Мы были благодарны за то, что нас подвезли, но должна сказать, что в невесомости (которую я почувствовала перед этим), когда тело уже перестало ощущать холод, что-то было. Что-то такое, что я буду помнить всегда. Когда ты забываешь, как тебе больно, к тебе приходит свобода.
Вот о чем я думала, пока стояла в коридоре у музыкального кабинета. Я сделала свое сердце бесчувственным, слушала ветер, и в нем было то, что она хотела от меня.
– Ты не звонила, – сказал он.
Я продолжала слушать.
– А сказала, что позвонишь.
И тут стена из шлакобетона за моей спиной стала скользкой от собственного пота – или от моего: я вспомнила. Возможно, я обещала позвонить. Возможно, он говорил, что позвонит, но я пообещала, что позвоню сама.
В любом случае Руби сделала бы именно так.
Он все стоял, преграждая мне выход вместе с нагроможденными в кучу пюпитрами и старым фаготом.
Я смотрела на него, так смотрела бы Руби, окажись она сейчас у противоположной стены, рядом с треснувшей скрипкой и ящиком с покрытыми пылью нотными тетрадями. Баллы за волосы, точно. Они были подстрижены по косой и падали ему на глаза. Но его штаны… слишком обтягивающие, болтающиеся слишком низко. И еще он держался чересчур самоуверенно, как будто тот раз между нами что-то значил.
Он говорил о том, что это я игнорировала его, а не наоборот. Вел себя так, как будто это только парни могут перестать разговаривать с девушкой после того, что обычно происходит на заднем сиденье машины. Он явно не встречал таких, как моя сестра.
– Что случилось? – спрашивал он. – Ты не хотела?
Я пожала одним плечом. (Руби, мне сказать, что хотела?)
– Ты не говорила, что не хочешь, – напомнил мне он.
Я пожала вторым плечом. (Руби, мне сказать, что да, не говорила?)
– Ну, – он сделал вдох, – что будем делать сегодня вечером?
И именно в этот самый момент в моем кармане завибрировал телефон. Мне удалось проскользнуть под его рукой, пробраться мимо груды пюпитров, старого фагота и выйти в центр коридора, на свободу. Я вытащила телефон и увидела новое сообщение.
не расслабляйся тут. я приехала вызволить тебя. ps что с твоей комнатой? где колеса
Это была Руби – и ей каким-то образом удалось выяснить, где я жила у отца: в маленьком автофургоне без шин, поставленном на заднем дворе, с кроватью в углублении над рулем, смотревшим на цветочный сад, где от пчел меня спасала сетка. Там было неплохо, вполне себе удобно, и я даже протянула из гаража кабель, чтобы смотреть телевизор.

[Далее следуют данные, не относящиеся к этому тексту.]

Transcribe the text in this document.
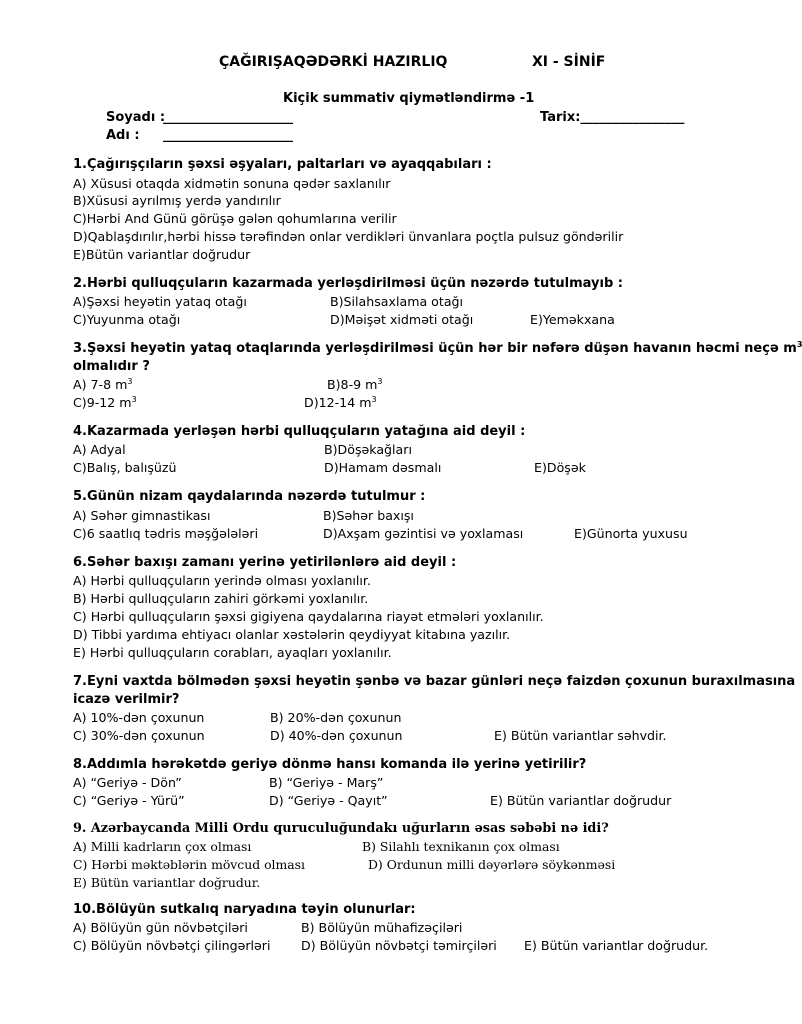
ÇAĞIRIŞAQƏDƏRKİ HAZIRLIQ	XI - SİNİF
Kiçik summativ qiymətləndirmə -1
Soyadı :
____________________	Tarix:________________
Adı : ____________________
1.Çağırışçıların şəxsi əşyaları, paltarları və ayaqqabıları :
A) Xüsusi otaqda xidmətin sonuna qədər saxlanılır
B)Xüsusi ayrılmış yerdə yandırılır
C)Hərbi And Günü görüşə gələn qohumlarına verilir
D)Qablaşdırılır,hərbi hissə tərəfindən onlar verdikləri ünvanlara poçtla pulsuz göndərilir
E)Bütün variantlar doğrudur
2.Hərbi qulluqçuların kazarmada yerləşdirilməsi üçün nəzərdə tutulmayıb :
A)Şəxsi heyətin yataq otağı	B)Silahsaxlama otağı
C)Yuyunma otağı	D)Məişət xidməti otağı	E)Yeməkxana
3.Şəxsi heyətin yataq otaqlarında yerləşdirilməsi üçün hər bir nəfərə düşən havanın həcmi neçə $m^3$
olmalıdır ?
A) 7-8 $m^3$	B)8-9 $m^3$
C)9-12 $m^3$	D)12-14 $m^3$
4.Kazarmada yerləşən hərbi qulluqçuların yatağına aid deyil :
A) Adyal	B)Döşəkağları
C)Balış, balışüzü	D)Hamam dəsmalı	E)Döşək
5.Günün nizam qaydalarında nəzərdə tutulmur :
A) Səhər gimnastikası	B)Səhər baxışı
C)6 saatlıq tədris məşğələləri	D)Axşam gəzintisi və yoxlaması	E)Günorta yuxusu
6.Səhər baxışı zamanı yerinə yetirilənlərə aid deyil :
A) Hərbi qulluqçuların yerində olması yoxlanılır.
B) Hərbi qulluqçuların zahiri görkəmi yoxlanılır.
C) Hərbi qulluqçuların şəxsi gigiyena qaydalarına riayət etmələri yoxlanılır.
D) Tibbi yardıma ehtiyacı olanlar xəstələrin qeydiyyat kitabına yazılır.
E) Hərbi qulluqçuların corabları, ayaqları yoxlanılır.
7.Eyni vaxtda bölmədən şəxsi heyətin şənbə və bazar günləri neçə faizdən çoxunun buraxılmasına
icazə verilmir?
A) 10%-dən çoxunun	B) 20%-dən çoxunun
C) 30%-dən çoxunun	D) 40%-dən çoxunun	E) Bütün variantlar səhvdir.
8.Addımla hərəkətdə geriyə dönmə hansı komanda ilə yerinə yetirilir?
A) “Geriyə - Dön”	B) “Geriyə - Marş”
C) “Geriyə - Yürü”	D) “Geriyə - Qayıt”	E) Bütün variantlar doğrudur
9. Azərbaycanda Milli Ordu quruculuğundakı uğurların əsas səbəbi nə idi?
A) Milli kadrların çox olması	B) Silahlı texnikanın çox olması
C) Hərbi məktəblərin mövcud olması	D) Ordunun milli dəyərlərə söykənməsi
E) Bütün variantlar doğrudur.
10.Bölüyün sutkalıq naryadına təyin olunurlar:
A) Bölüyün gün növbətçiləri	B) Bölüyün mühafizəçiləri
C) Bölüyün növbətçi çilingərləri D) Bölüyün növbətçi təmirçiləri E) Bütün variantlar doğrudur.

Понятия не имею, как она узнала. Может, поговорила с моим папой, или с моими единокровными братом и сестрой, или с моей мачехой и выведала, что, как только на улице потеплело, я переехала в фургон из своей комнаты в доме.
И что значит – она собиралась вызволить меня? Она была здесь?
Я тут же получила ответ на свой вопрос – на экран выскочило новое сообщение:
мои розовые очки! хло, я искала их целую вечность!
Никто не рассказывал ей про фургон. Она была внутри его, рылась в моих вещах и нашла очки, которые я стащила тем летом, когда уехала – те самые, с розовыми линзами, которые, по словами Руби, делали человека счастливым, типа наркотика, но таскаешь ты его на своей голове.
Парень, его звали Джаред, с подозрением пялился на мой телефон, с видом покровителя даже. Только вот с чего он взял, что может так себя вести?
– Кто это?
– Мне пора. – Вот и весь мой ответ, потому что Руби была здесь.
Все изменилось, для всех, поэтому как мы могли продолжать этот разговор, как вообще кто-то мог о чем-то разговаривать, как я могла притворяться довольной этой обычной жизнью, в этом обычном коридоре, рядом с этим обычным парнем, когда она была здесь?